Après des années consacrées à la plus stricte vertu, Nicole fit la connaissance d’une veuve espiègle, très « reçue » et qui prenait la vie du bon côté. Il ne fut plus question que de Mme Hittinger, puis de Betty, car les deux femmes se tutoyèrent bientôt. Les dames revêches furent abandonnées du coup, au bénéfice d’une société joviale d’industriels richissimes et d’oisifs élégants. Dès lors, la maison abandonnée à Benoît, Jacques put vivre en paix dans ses vieux costumes.

Ce fut à cette époque que retomba à Paris l’excellent Robert Fournier. Il avait reconstitué dix mille livres de rente et entendait en vivre. Ce gentleman, fort présentable encore et qui affectait un léger accent anglais, ne revint modifié ni au physique, ni au moral. Le retour d’une simple excursion ! Il arriva chez les Mésaule, le jour de réception de Nicole, sans s’être fait annoncer, entra et énonça simplement :

- Feu Robert Fournier soi-même !

Nicole fut sur le point de s’évanouir. Par bonheur, elle était maquillée, grâce aux bienfaisants conseils de Betty. Cela lui rendit des forces.

- Plus belle que jamais ! déclara-t-il en baisant la main de Mme Mésaule.

Et il ajouta :

- Comment va Benoît ?

Elle résolut de se mettre au diapason et de ne point se montrer plus émue ni moins Parisienne que ce revenant du Nicaragua.

- Ernest, dit-elle au valet de chambre, dites à monsieur que M. Fournier est là. Qu’il vienne et qu’il amène Jacques !

Eperdue, elle s’imaginait assister au dernier acte d’un mélodrame. Mme Hittinger, flairant quelque anguille sous roche, s’intéressait. Fournier lui était sympathique. Un bon vivant. Et Benoît parut, suivi de Jacques intimidé.

- Voilà votre ami, balbutiait Nicole et notre... notre... le petit... Embrassez-le !

Du coup, le monocle de Robert Fournier tomba.

- Mon vieux, ça me fait un tel plaisir !

Il essuya son monocle, le remit, le laissa tomber à nouveau et embrassa Jacques en feignant l’enjouement.

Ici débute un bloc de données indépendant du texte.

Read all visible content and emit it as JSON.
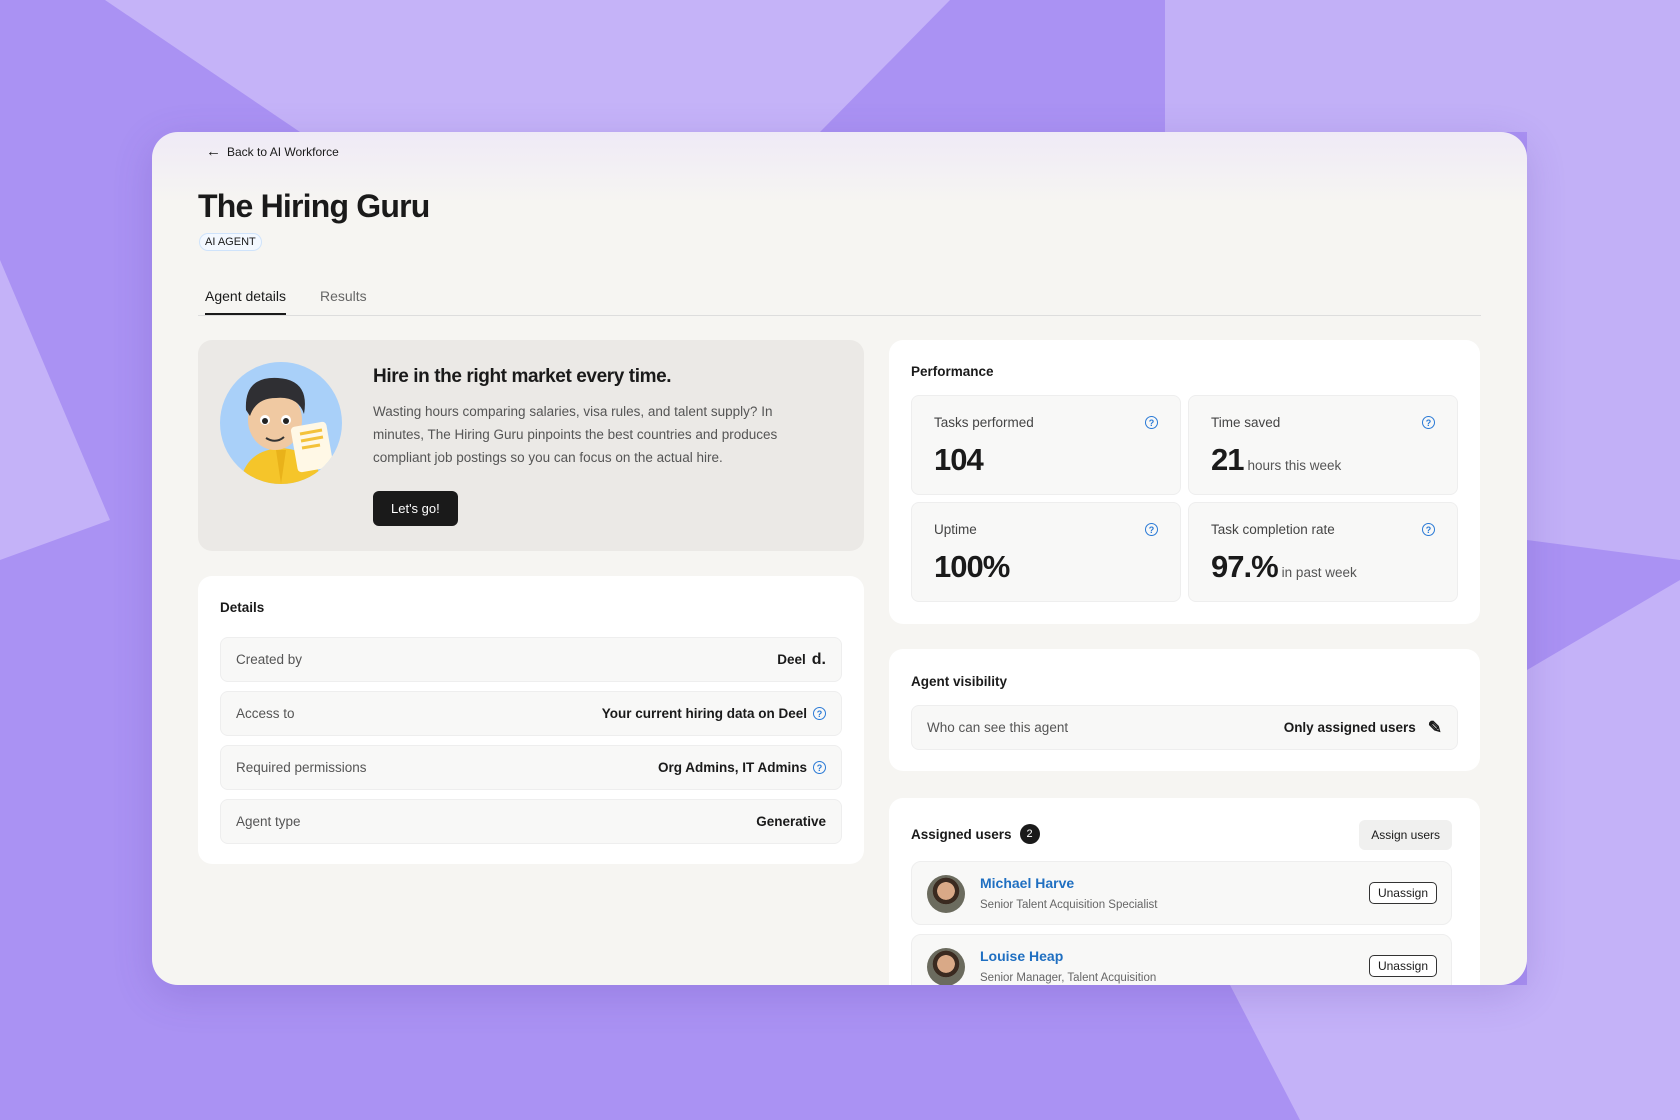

- Je suis ton oncle d’Amérique ! Un oncle à la mode de Bretagne... Tu permets, Benoît, que j’en fasse mon neveu ?

Il ajouta :

- Il est charmant, mon neveu ! Ah ! que je vous envie ! Un serin comme moi... Je n’ai plus que le bonheur des autres pour me réchauffer.

Les personnes présentes, deux veuves austères de l’ancienne société, Mme Hittinger, une cantatrice mondaine, un ami de Mme Hittinger, sentaient peser un malaise qui les intriguait. On échangea des paroles indifférentes. Puis Benoît réintégra son cabinet de travail, suivi de Jacques qui refusa de rester malgré les injonctions de sa mère : « Il est sauvage ; mais je le corrigerai de ce défaut ! » Après Benoît, les visiteurs et les visiteuses s’éclipsèrent comme sur un signal.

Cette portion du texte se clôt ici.